If you’re trying to gauge the health of the videogame industry, what would you measure it with? For better or worse, growth is usually the go-to response. Most of us examine expanding markets, increasing sales, and other size-related factors while determining whether everything is hunky-dory for the year. So when EA’s chief creative officer, Richard Hilleman, states that the number of Triple-A studios has decreased this generation, that means the market is unstable, yes? According to Hilleman however, the industry is actually supporting the same number of employees across fewer expanded studios, which might indicate stability for the upcoming generation.
“What is true today is that there are fewer AAA games being built than at the same point in the previous generation,” Hilleman writes. “I’ve done some calculations that say there were about 125 teams in the industry worldwide working on what I’d call a AAA game on a console, and that was 7 or 8 years ago … That number today is well south of 30; probably in the 25 range. What’s interesting is that, if you look at the composition of those teams, the numbers are exactly the same: those 125 teams became 25; the size of the teams increased by a factor of four.”

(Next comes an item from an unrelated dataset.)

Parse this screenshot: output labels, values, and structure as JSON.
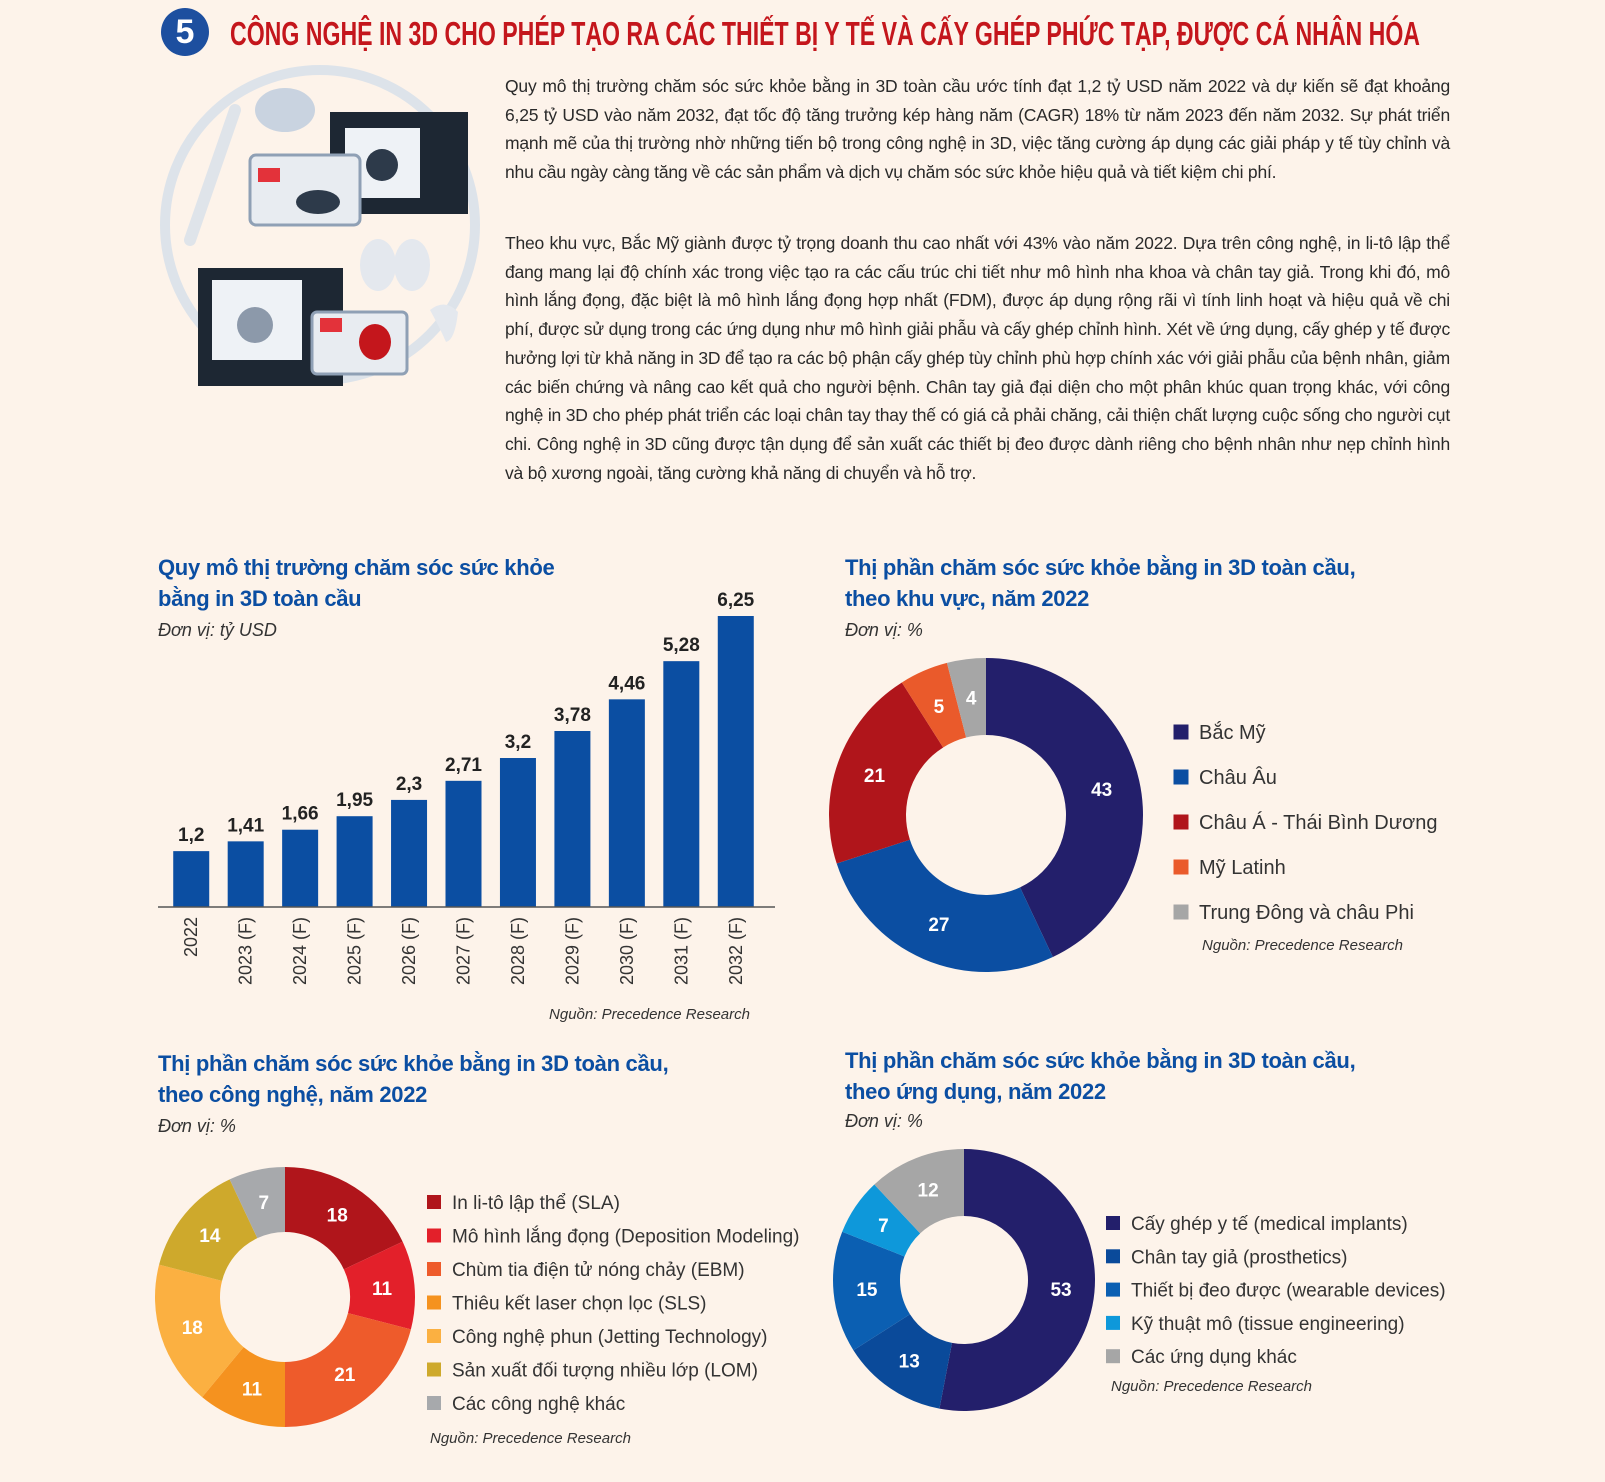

Hilleman attributes this change to the gradual shift between standard and high-definition televisions. As HD became the norm, certain teams expanded to better produce enhanced visuals, while other studios dissolved or switched markets entirely. “This has everything to do with the standard definition to HD change,” Hilleman continues. “If you look at the math, that change is about content – richly about content – and as we evolved, our costs went substantially up. And the number of people on teams with that kind of vision went up by necessity.”
Hilleman suggests that, since HD televisions have effectively overtaken the market, this upcoming generation may be a more stable one overall. “I don’t see that kind of content-oriented change coming in this next generation of platforms,” he explains. “As a result, I think we were on a path that made me nervous, but it seems to have stabilized.” Of course, whether this stability is sustainable remains to be seen. The very definition of Triple-A games has always been a nebulous concept at best, and it’s entirely possible that some upstart new technology could arrive and upset the balance.